Perhaps even flourish.
Artemis lifted her chin and rose from her seat, meeting the curious stares of her friends. “Yes, please, I would like a new dress. Or even three.”
Chapter Thirteen
On the night of the next autumn harvest, Lin ventured out into the dark bramble wood. She stood in a clearing, shivering, and waited until the moon rose, huge and round, in the sky. She heard a rushing, like a thousand voices sighing in lament, and when next she looked, there were ghostly riders urging their silent mounts through the clouds. Leading them was a giant of a man, intent, strong, his crown a silvery glow in the moonlight. She just had time to catch the flash of his pale eyes before the Herla King reached down with one great hand and took her.…
—from The Legend of the Herla King
The full moon lounged in the black velvet sky as Maximus crept into St. Giles that night disguised as the Ghost. He glanced up and watched as she draped herself in the wisps of white clouds, mysterious and coy and everything he could never have.

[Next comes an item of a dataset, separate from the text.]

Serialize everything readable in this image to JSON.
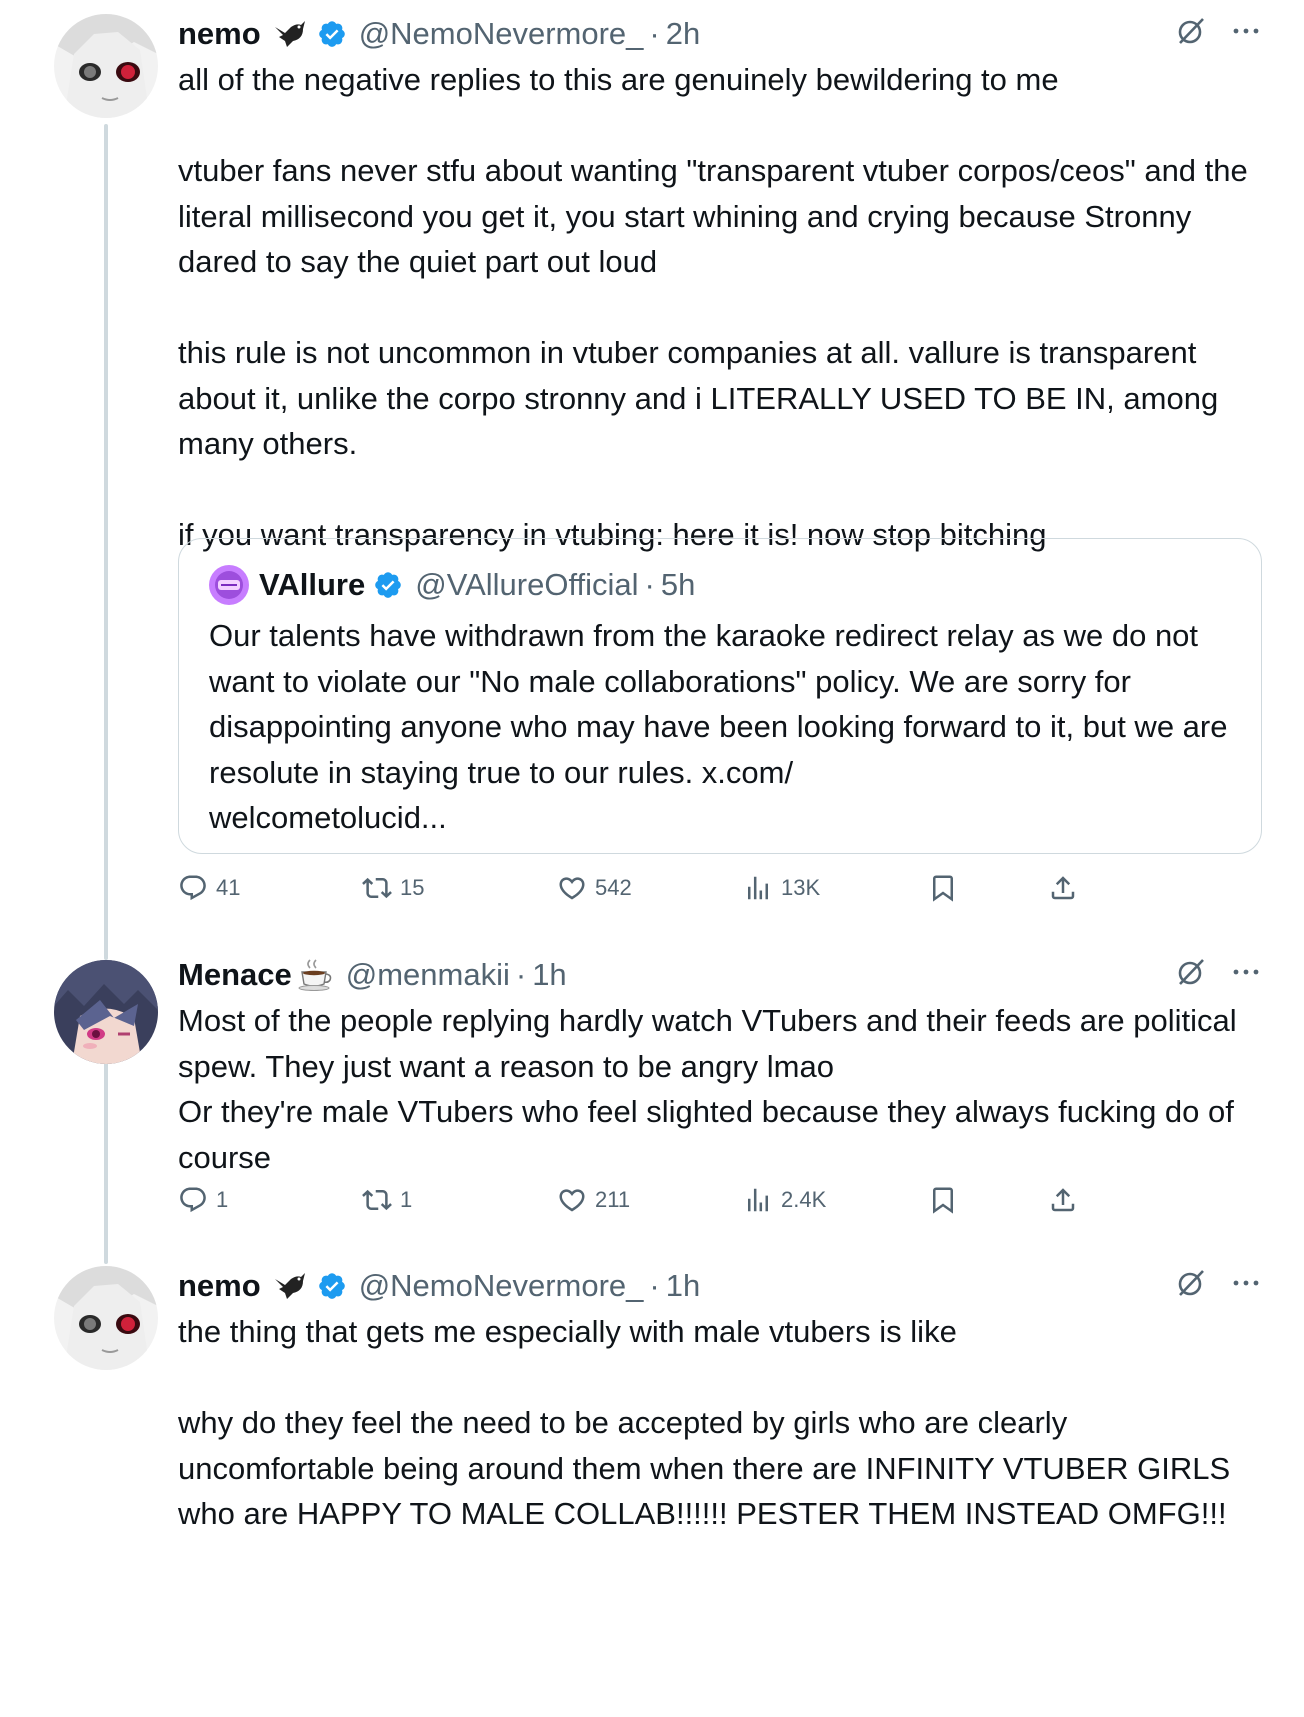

He snorted derisively to himself and stole into a dark alley, ears and eyes alert to danger. What kind of fool longed for the moon? The kind that forgot his duty, his obligations, the things that he must do if he were to continue to call himself a man.
No, not just a man, but the Duke of Wakefield. Romantic fools didn’t qualify for the job.

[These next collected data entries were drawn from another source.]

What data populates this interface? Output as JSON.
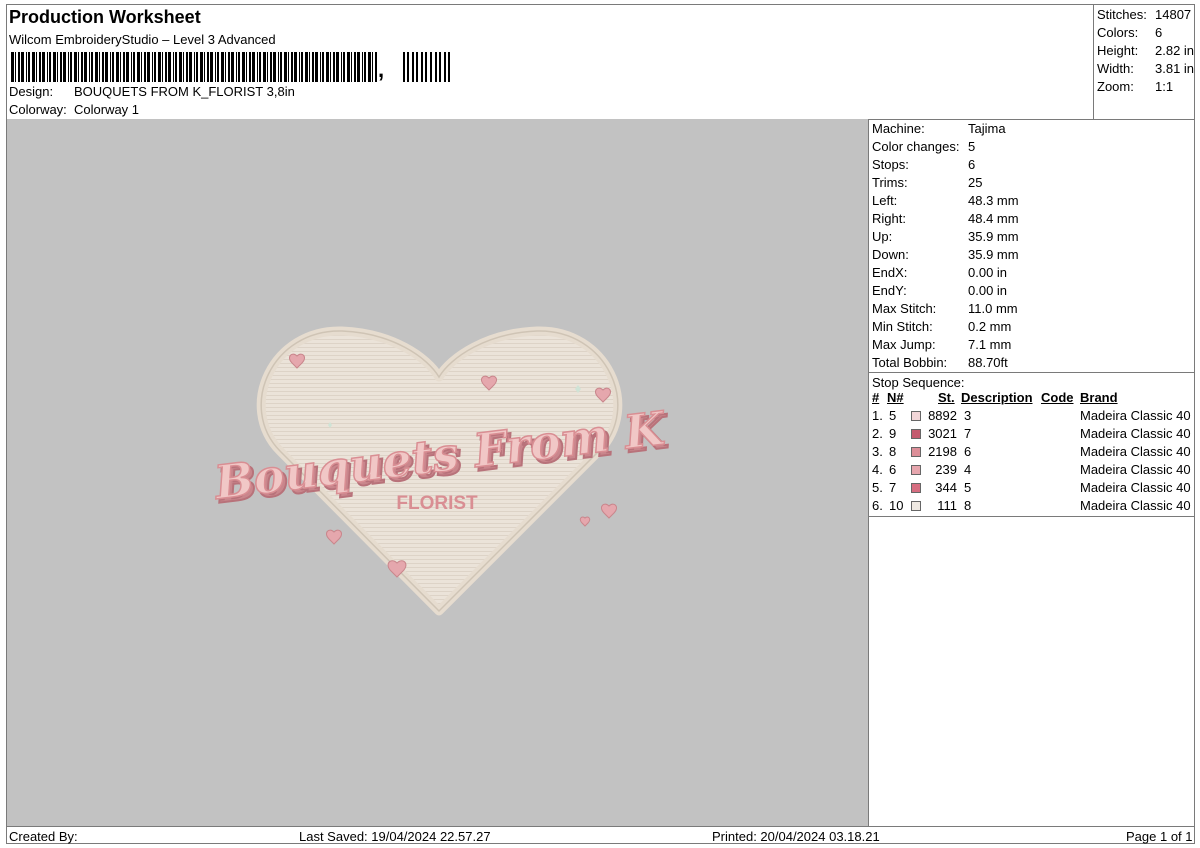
{
  "header": {
    "title": "Production Worksheet",
    "software": "Wilcom EmbroideryStudio – Level 3 Advanced",
    "barcode_suffix": ",",
    "design_label": "Design:",
    "design_value": "BOUQUETS FROM K_FLORIST 3,8in",
    "colorway_label": "Colorway:",
    "colorway_value": "Colorway 1"
  },
  "summary": [
    {
      "label": "Stitches:",
      "value": "14807"
    },
    {
      "label": "Colors:",
      "value": "6"
    },
    {
      "label": "Height:",
      "value": "2.82 in"
    },
    {
      "label": "Width:",
      "value": "3.81 in"
    },
    {
      "label": "Zoom:",
      "value": "1:1"
    }
  ],
  "machine_info": [
    {
      "label": "Machine:",
      "value": "Tajima"
    },
    {
      "label": "Color changes:",
      "value": "5"
    },
    {
      "label": "Stops:",
      "value": "6"
    },
    {
      "label": "Trims:",
      "value": "25"
    },
    {
      "label": "Left:",
      "value": "48.3 mm"
    },
    {
      "label": "Right:",
      "value": "48.4 mm"
    },
    {
      "label": "Up:",
      "value": "35.9 mm"
    },
    {
      "label": "Down:",
      "value": "35.9 mm"
    },
    {
      "label": "EndX:",
      "value": "0.00 in"
    },
    {
      "label": "EndY:",
      "value": "0.00 in"
    },
    {
      "label": "Max Stitch:",
      "value": "11.0 mm"
    },
    {
      "label": "Min Stitch:",
      "value": "0.2 mm"
    },
    {
      "label": "Max Jump:",
      "value": "7.1 mm"
    },
    {
      "label": "Total Bobbin:",
      "value": "88.70ft"
    }
  ],
  "stop_sequence": {
    "title": "Stop Sequence:",
    "columns": {
      "num": "#",
      "n": "N#",
      "st": "St.",
      "description": "Description",
      "code": "Code",
      "brand": "Brand"
    },
    "rows": [
      {
        "num": "1.",
        "n": "5",
        "color": "#f2d6d8",
        "st": "8892",
        "description": "3",
        "code": "",
        "brand": "Madeira Classic 40"
      },
      {
        "num": "2.",
        "n": "9",
        "color": "#c45a6e",
        "st": "3021",
        "description": "7",
        "code": "",
        "brand": "Madeira Classic 40"
      },
      {
        "num": "3.",
        "n": "8",
        "color": "#dd8f99",
        "st": "2198",
        "description": "6",
        "code": "",
        "brand": "Madeira Classic 40"
      },
      {
        "num": "4.",
        "n": "6",
        "color": "#e7a6ae",
        "st": "239",
        "description": "4",
        "code": "",
        "brand": "Madeira Classic 40"
      },
      {
        "num": "5.",
        "n": "7",
        "color": "#d66d80",
        "st": "344",
        "description": "5",
        "code": "",
        "brand": "Madeira Classic 40"
      },
      {
        "num": "6.",
        "n": "10",
        "color": "#efe9e2",
        "st": "111",
        "description": "8",
        "code": "",
        "brand": "Madeira Classic 40"
      }
    ]
  },
  "design_preview": {
    "line1": "Bouquets From K",
    "line2": "FLORIST",
    "fill_color": "#ebe3d9",
    "text_color": "#d98e93"
  },
  "footer": {
    "created_by": "Created By:",
    "last_saved": "Last Saved: 19/04/2024 22.57.27",
    "printed": "Printed: 20/04/2024 03.18.21",
    "page": "Page 1 of 1"
  }
}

Better to concern himself with the present. Which was why he was haunting St. Giles tonight. It had been far too long since he’d seen to his duty: the hunt for the man who had killed his parents. Night after night, year after year, he’d stalked these stinking alleys, hoping to find some trail, some clue to the identity of the footpad who had robbed and killed them. The man was probably dead by now, yet Maximus couldn’t give up the chase.
It was the least he could do for the parents he’d failed so fatally.
Maximus froze as the scent of gin hit his nostrils. He’d emerged from the alley. A man lay in the channel of the larger street the alley emptied into. Broken barrels gushed the nauseous liquid as the man groaned next to his weary nag, an overturned cart still hitched to the horse.
Maximus’s lip curled. A gin seller—or perhaps even a distiller. He started forward, pushing down the roiling of his stomach at the stench of gin, when he saw the second man. He sat a great black horse just inside an alley kitty-corner to Maximus’s own, which was why Maximus hadn’t seen him at once. His coat was a dark blue, gilt or silver buttons glinting in the dark, and in both hands he held pistols. As Maximus emerged, his head turned, and Maximus could see he wore a black cloth over the lower part of his face, his tricorne hiding the upper part.